Michael Taylor at IRENA has summarised its latest studies that show how the cost of renewables are set to continue declining dramatically through to 2030. We all know how those costs declined in the last ten years. Going forward, the weighted average cost of electricity in the G20 countries from offshore wind could fall by almost 50% by 2030 from 2019 levels, onshore wind by around 45%, utility-scale solar PV by up to 55% and concentrated solar power by 62%. The main drivers – technology improvements, economies of scale, competition, and growing experience – are well embedded and should raise global ambitions for rapid and clean electrification. IRENA emphasises that these trends will depend significantly on the rate of acceleration in deployment in China, given the existing and future size of that market.
The cost of electricity from solar PV, concentrated solar power (CSP), and onshore and offshore wind is not just falling, but at historically low levels. Indeed, not only are renewables the cheapest source of new electricity in the majority of the world’s countries, but are increasingly so low, that they are undercutting even the operating costs of a growing proportion of the world’s existing coal-fired power fleet.
Electricity costs from renewables have fallen sharply over the past decade, driven by improving technologies, economies of scale, increasingly competitive supply chains and growing developer experience. As a result, renewable power generation technologies have become the least-cost option for new capacity in almost all parts of the world.
Cheap utility-scale renewables
In 2019, 56% of all newly commissioned utility-scale renewable power generation capacity provided electricity at a lower cost than the cheapest new fossil fuel-fired option. Nine-tenths of the newly commissioned hydropower capacity in 2019 cost less than the cheapest new fossil fuel-fired option, as did three-quarters of onshore wind capacity and two-fifths of utility-scale solar PV. The latter value is remarkable considering that in 2010, solar PV electricity cost 7.6 times the cheapest fossil fuel-fired option.
Auction and tender results tell us that costs for solar and wind technologies are going to continue to fall out to 2021/23 and beyond. For instance, data in the IRENA Auction and PPA Database indicate that solar PV projects that have won recent auction and power purchase agreements (PPAs) processes – and that will be commissioned in 2021 – could have an average price of just USD 0.039/kWh. This is more than one-fifth less than the cheapest fossil-fuel competitor, namely coal-fired plants.
With the auction data suggesting the global weighted-average LCOE (levelised cost of electricity) of utility-scale solar PV and onshore wind potentially set to fall to USD 0.039/kWh and USD 0.043/kWh in 2021, new renewable power projects are also cheaper than the marginal operating costs of an increasing number of existing coal-fired power plants. Comparing these costs to Carbon Tracker (Carbon Tracker, 2018) data on marginal operating costs for over 2,000 GW of coal-fired power plants suggests 1,200 GW of coal-fired power plants may have higher operating costs than the average price of new utility-scale solar PV in 2021, while for the slightly higher average electricity price for onshore wind, it would be 850 GW of coal capacity.
Cost reductions to continue unabated to 2030 and beyond
IRENA is in the process of updating its analysis of the cost reduction potential to 2030 for solar and wind technologies. This analysis is an update of the analysis IRENA conducted in 2016, and the global trend of this new analysis has already been discussed in IRENA’s reports on the “Future of Wind” and “Future of Solar” report.
However, the analysis is based on detailed analysis for each of the G20 countries using a mix of techno-economic and learning curve analysis to shine a light on the cost reduction potential by market out to 2030.
The results are stark, the weighted average cost of electricity from offshore wind in the G20 countries could fall by just under half by 2030 from 2019 levels, that of onshore wind by just around 45%, that of utility-scale solar PV by up to 55% and CSP by 62% (Figure 1). The weighted average trends will depend significantly on the rate of acceleration in deployment in China, given they are the largest individual country market for solar PV and onshore wind today.
By 2030, new utility-scale solar PV and onshore wind will be undercutting not only the cost of new fossil fuel fired projects by substantial margins, but will on average be cheaper than operating almost 1,700 GW of existing coal capacity.

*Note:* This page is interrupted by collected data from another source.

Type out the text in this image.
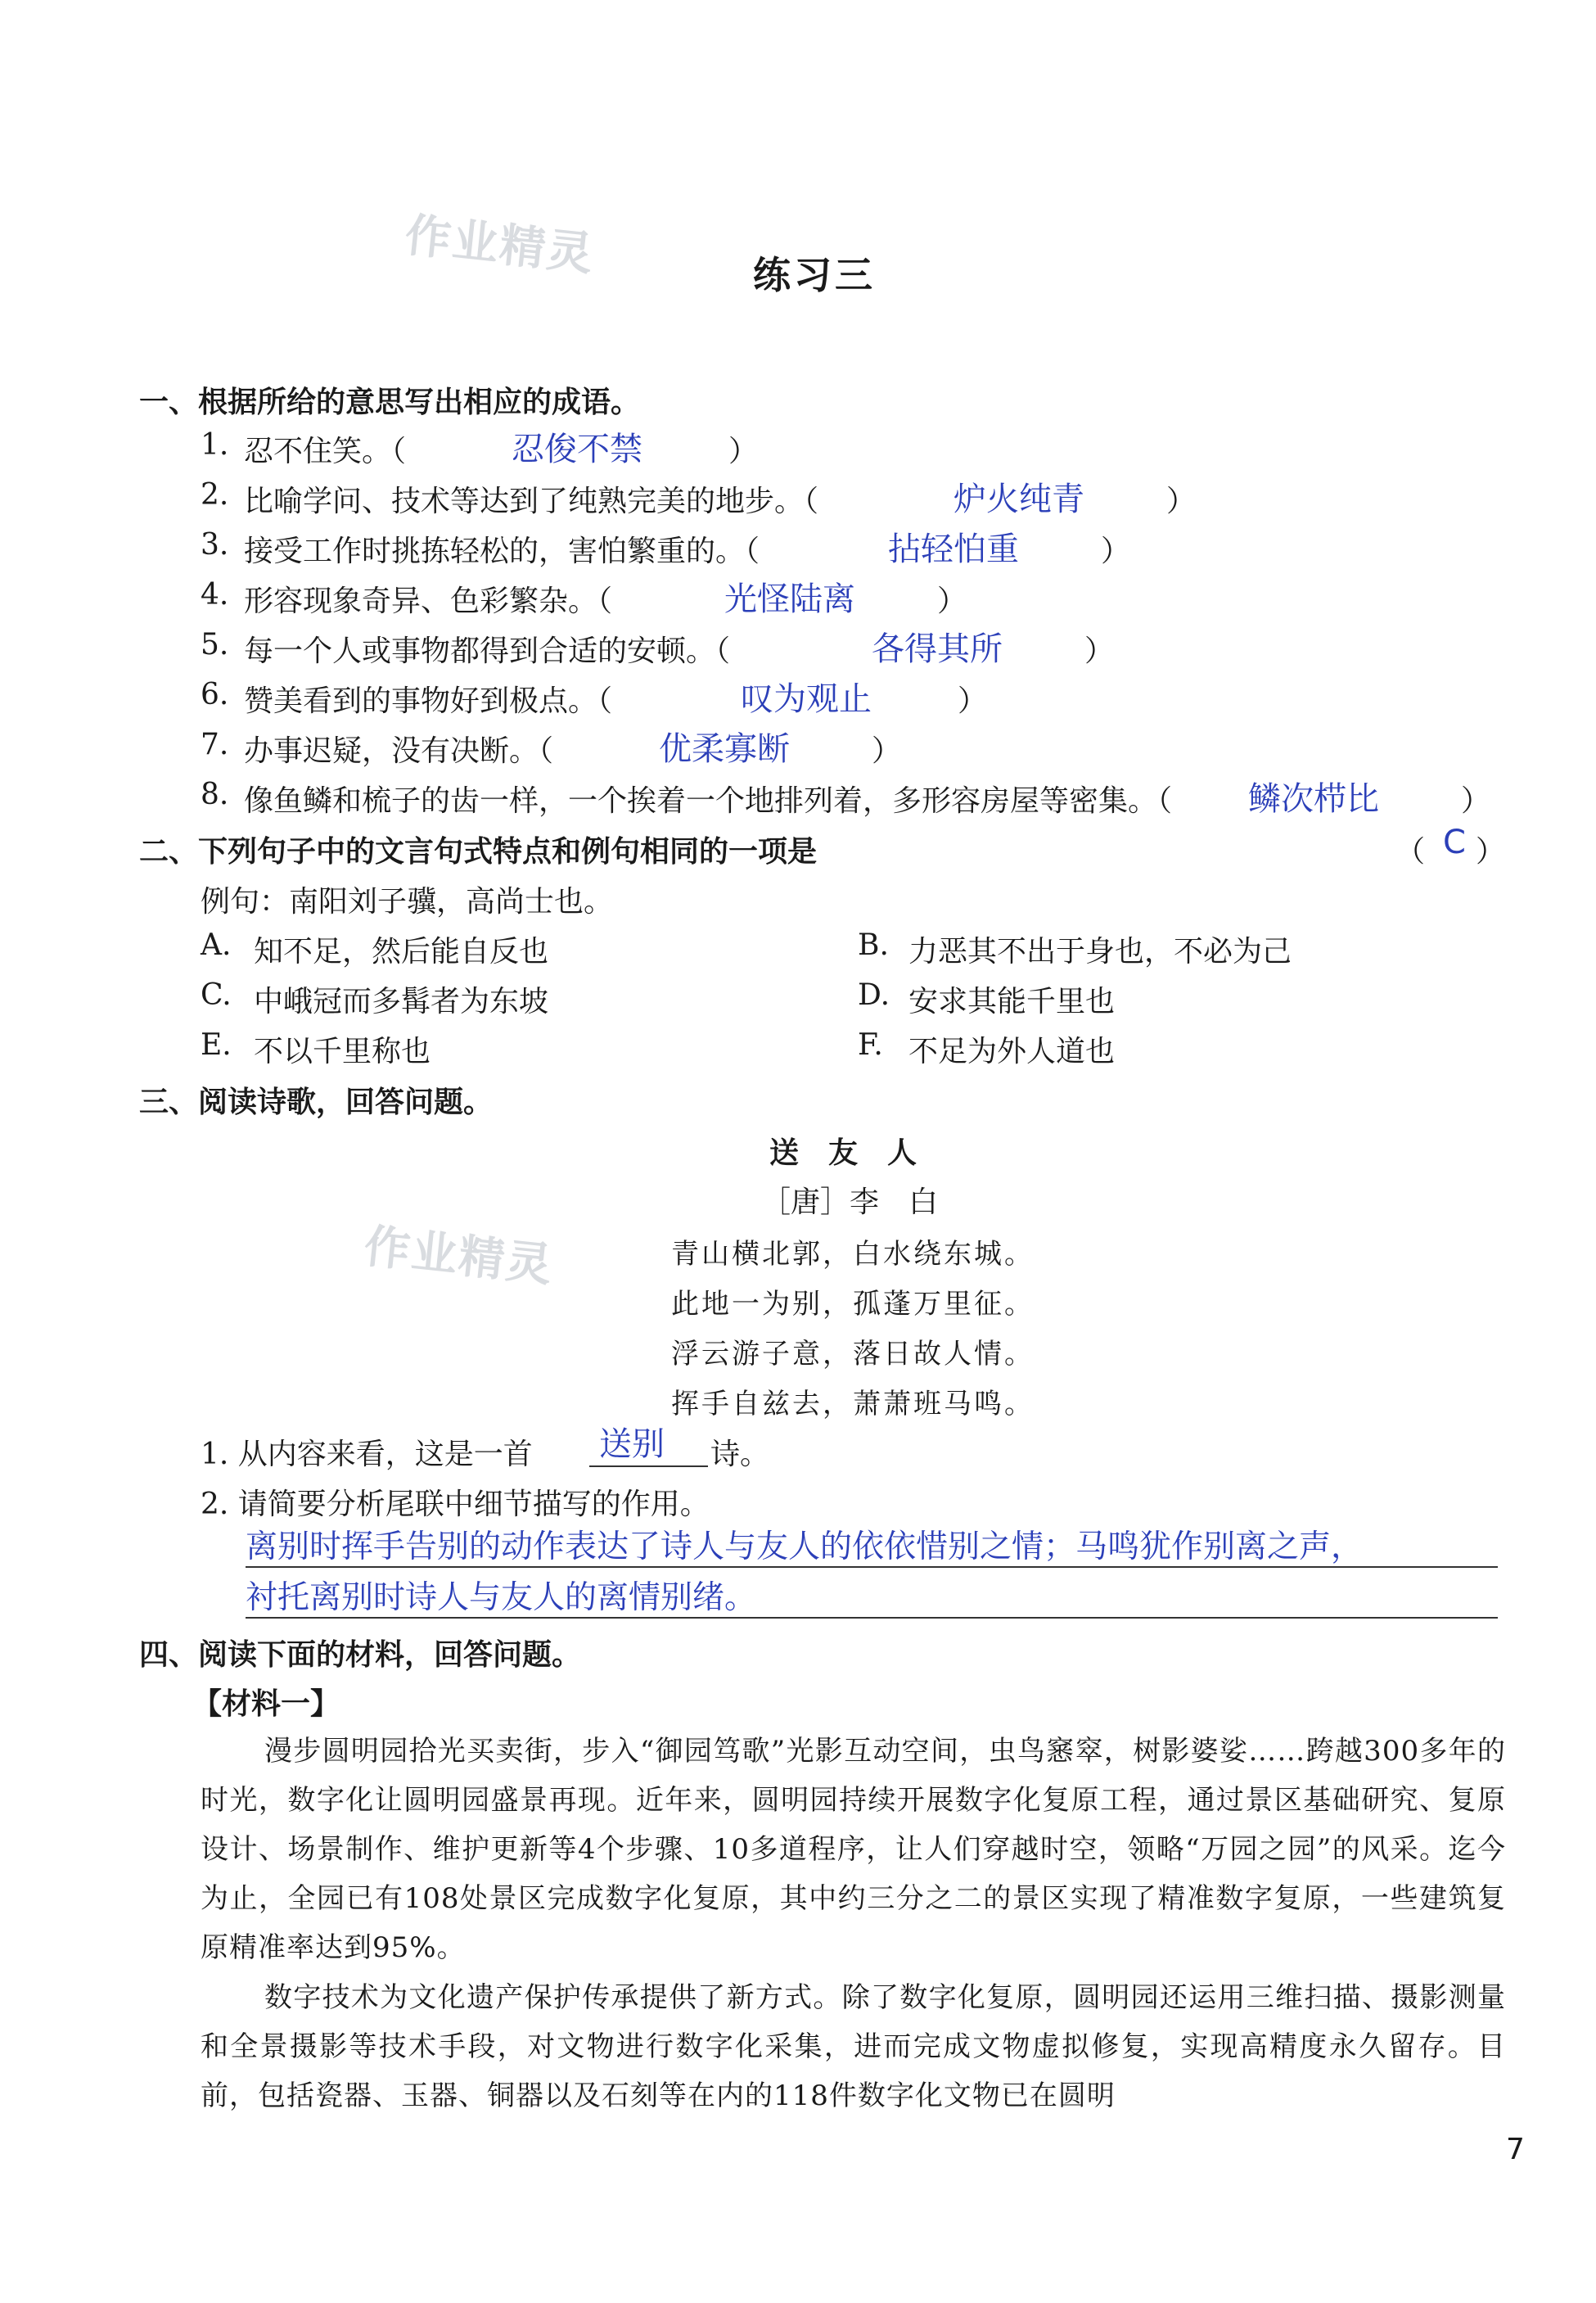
作业精灵
作业精灵
练习三
一、根据所给的意思写出相应的成语。
1. 忍不住笑。（	忍俊不禁	）
2. 比喻学问、技术等达到了纯熟完美的地步。（	炉火纯青	）
3. 接受工作时挑拣轻松的，害怕繁重的。（	拈轻怕重	）
4. 形容现象奇异、色彩繁杂。（	光怪陆离	）
5. 每一个人或事物都得到合适的安顿。（	各得其所	）
6. 赞美看到的事物好到极点。（	叹为观止	）
7. 办事迟疑，没有决断。（	优柔寡断	）
8. 像鱼鳞和梳子的齿一样，一个挨着一个地排列着，多形容房屋等密集。（ 鳞次栉比	）
二、下列句子中的文言句式特点和例句相同的一项是	（ C ）
例句：南阳刘子骥，高尚士也。
A. 知不足，然后能自反也	B. 力恶其不出于身也，不必为己
C. 中峨冠而多髯者为东坡	D. 安求其能千里也
E. 不以千里称也	F. 不足为外人道也
三、阅读诗歌，回答问题。
送　友　人
［唐］李　白
青山横北郭，白水绕东城。
此地一为别，孤蓬万里征。
浮云游子意，落日故人情。
挥手自兹去，萧萧班马鸣。
1. 从内容来看，这是一首 送别 诗。
2. 请简要分析尾联中细节描写的作用。
离别时挥手告别的动作表达了诗人与友人的依依惜别之情；马鸣犹作别离之声，
衬托离别时诗人与友人的离情别绪。
四、阅读下面的材料，回答问题。
【材料一】
漫步圆明园拾光买卖街，步入“御园笃歌”光影互动空间，虫鸟窸窣，树影婆娑……跨越300多年的时光，数字化让圆明园盛景再现。近年来，圆明园持续开展数字化复原工程，通过景区基础研究、复原设计、场景制作、维护更新等4个步骤、10多道程序，让人们穿越时空，领略“万园之园”的风采。迄今为止，全园已有108处景区完成数字化复原，其中约三分之二的景区实现了精准数字复原，一些建筑复原精准率达到95%。
数字技术为文化遗产保护传承提供了新方式。除了数字化复原，圆明园还运用三维扫描、摄影测量和全景摄影等技术手段，对文物进行数字化采集，进而完成文物虚拟修复，实现高精度永久留存。目前，包括瓷器、玉器、铜器以及石刻等在内的118件数字化文物已在圆明
7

Figure 1: Weighted-average G20 levelised cost of electricity reduction potential, 2019-2030
Cost reduction drivers will continue
The cost reduction drivers of this decade are set continue into the 2020s, with important cost reductions from continued…
- Technology improvements: Solar and wind power technologies are constantly evolving from a mature knowledge base that is incorporating incremental innovations that are:
- Driving down installed costs, by increasing solar PV module efficiency that reduces not only materials inputs to the module, but also reduces costs in categories strongly linked to the area (e.g., cabling, racking, mounting, installation, etc.). Innovations in manufacturing are also reducing costs, by reducing materials inputs, while increasing the scale of wind turbines can drive down specific costs.
- Reducing O&M costs: improved technology reliability reduces downtime, maintenance interventions and component replacement costs. At the same time digitisation is unlocking performance data that can be used to allow preventative maintenance to reduce forced outages.
- Improving performance and output: Higher operating temperatures through the use of new heat transfer fluids in CSP plants raise power block efficiency, while larger wind turbines with higher hub-heights and greater swept areas harness more electricity for a given resource onshore or offshore.
- Economies of scale: These are acting on the manufacturing side and in some cases at the project level. The growth in the scale of regional markets for wind and solar are allowing the growth in regional manufacturing hubs that create localised economies of scale, while minimising transport costs. Growth in project size, or more commonly in recent times, the grouping of projects in successful auction bids or rounds, are allowing developers to improve their purchasing power and operating economies of scale.
- Continued competition: Competitive procurement of renewables capacity has, and will continue to, sharpen the competition that sees project developers, suppliers and manufacturers of renewable power generation equipment all searching for ways to reduce costs to win the next bid. When combined with increasing economies of scale, the supply chain cost reductions can be an important driver of lower costs.
- Greater developer experience, mature technologies and increased operational experience: All act in important ways to reduce costs. Greater experience reduces the need for contingency funds, reduces working capital needs and when combined with the increasing technology maturity and operational experience with large asset portfolios can reduce financing costs, so crucial to achieving low electricity costs.
These drivers’ impacts on different technologies and, indeed in different countries, vary, so the importance of the analysis at a G20 country-level takes on significant importance in informing policy makers in IRENA’s different Member States. This becomes clear when looking at how the cost structures of utility-scale solar PV and offshore wind differ by country today and how the different technology and local content drivers will play out over the period to 2030 (Figures 2 and 3).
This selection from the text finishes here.